Kanada orientiert sich zum Geburtstag neu
Der nördliche Nachbar der USA will sich mit neuen Ambitionen auf der Weltbühne zurückmelden – trotz oder gerade wegen Donald Trump.
Kanada schwelgt in seinen Nationalfarben Weiß und Rot. Am 1. Juli begeht das nordamerikanische Land den 150. Jahrestag der Staatsgründung – und das wird ausgiebig gefeiert. Fast eine halbe Milliarde Dollar hat die Regierung investiert: in Partys, Konzerte, Shows, Feuerwerke, aber auch in Infrastrukturprojekte wie Museen, Gemeindehallen oder Sportplätze.
Das zweitgrößte Land der Erde will sich zum Jubiläum von seiner besten Seite zeigen, und nebenbei mit neuen Ambitionen auf der Weltbühne zurückmelden. Als das bessere und sympathischere Nordamerika, als Land mit einem eigenständigen, weltoffenen und liberalen Profil, ganz besonders auch in Zeiten, in denen Donald Trump beim südlichen Nachbarn genau das Gegenteil verkörpert.
Für Kanada ist es ein Balanceakt. Einerseits will und muss die liberale Regierung von Justin Trudeau ihre Unabhängigkeit von Trump beweisen. Andererseits hat sie kein Interesse daran, das Weiße Haus zu sehr in die Isolation zu treiben. Zu eng sind die wirtschaftlichen, militärischen und kulturellen Bande der beiden nordamerikanischen Länder. Zu übermächtig scheint der bevölkerungsmäßig neun Mal größere Nachbar USA.
Kein Zweifel besteht, dass die meisten Kanadier mit der derzeitigen US-Politik wenig anfangen können. Premier Trudeau steht in vielen Fragen den europäischen Verbündeten näher als den USA. Er befürwortet den Klimapakt von Paris, aus dem Trump austreten will. Er wirbt für den Freihandel, dem Trump skeptisch gegenübersteht. Er vertritt eine liberale Zuwanderungspolitik, während die USA Bürgern aus muslimischen Ländern die Einreise verweigern und eine Mauer zu Mexiko bauen wollen.

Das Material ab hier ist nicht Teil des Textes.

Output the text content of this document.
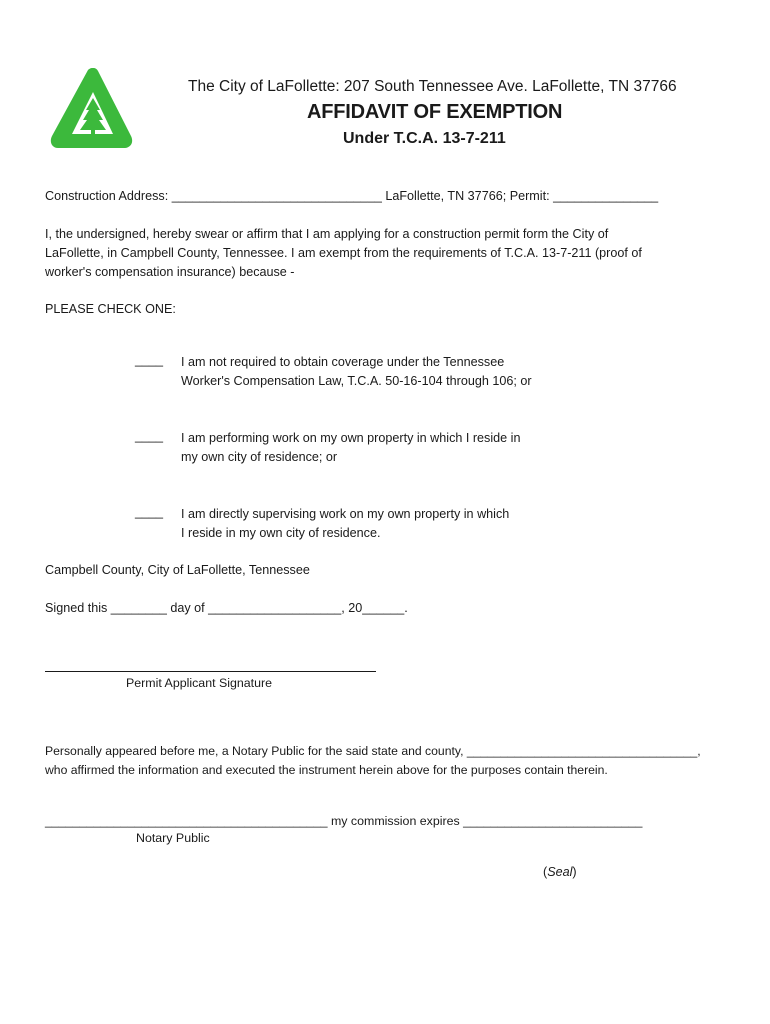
The City of LaFollette: 207 South Tennessee Ave. LaFollette, TN 37766
AFFIDAVIT OF EXEMPTION
Under T.C.A. 13-7-211
Construction Address: ______________________________ LaFollette, TN 37766; Permit: _______________
I, the undersigned, hereby swear or affirm that I am applying for a construction permit form the City of
LaFollette, in Campbell County, Tennessee. I am exempt from the requirements of T.C.A. 13-7-211 (proof of
worker's compensation insurance) because -
PLEASE CHECK ONE:
____ I am not required to obtain coverage under the Tennessee
Worker's Compensation Law, T.C.A. 50-16-104 through 106; or
____ I am performing work on my own property in which I reside in
my own city of residence; or
____ I am directly supervising work on my own property in which
I reside in my own city of residence.
Campbell County, City of LaFollette, Tennessee
Signed this ________ day of ___________________, 20______.
Permit Applicant Signature
Personally appeared before me, a Notary Public for the said state and county, __________________________________,
who affirmed the information and executed the instrument herein above for the purposes contain therein.
_________________________________________ my commission expires __________________________
Notary Public
(Seal)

In einer viel beachteten Grundsatzrede im Unterhaus in Ottawa hatte Außenministerin Chrystia Freeland nur wenige Wochen vor dem 150. Jubiläum die Außenpolitik Kanadas strategisch neu ausgerichtet und sich dabei demonstrativ von den USA abgesetzt. Angesichts der zunehmend isolationistischen Politik Trumps setzt Kanada auf einen eigenständigeren Kurs und will sich stärker an internationalen Gremien wie NATO, Vereinte Nationen oder G20 anlehnen. „Die Tatsache, dass unser Freund und Alliierter den Wert seiner eigenen weltweiten Führung infrage stellt, zwingt uns und alle anderen, auf einen eigenen souveränen Kurs zu setzen“, hatte Freeland erklärt. Nur einen Tag danach kündigte die Regierung eine massive Aufstockung der Verteidigungsausgaben an. Sie sollen in den nächsten zehn Jahren um 70 Prozent steigen. In Kanada vertritt man ähnlich wie Deutschland die Einschätzung, sich im Falle des Falles nicht mehr komplett auf den Schutzschirm der USA verlassen zu können. Das polternde Auftreten Trumps bei NATO- und G7-Gipfel und der sang- und klanglose Ausstieg aus dem Klimaschutzabkommen von Paris haben auch in Ottawa die Alarmglocken schrillen lassen.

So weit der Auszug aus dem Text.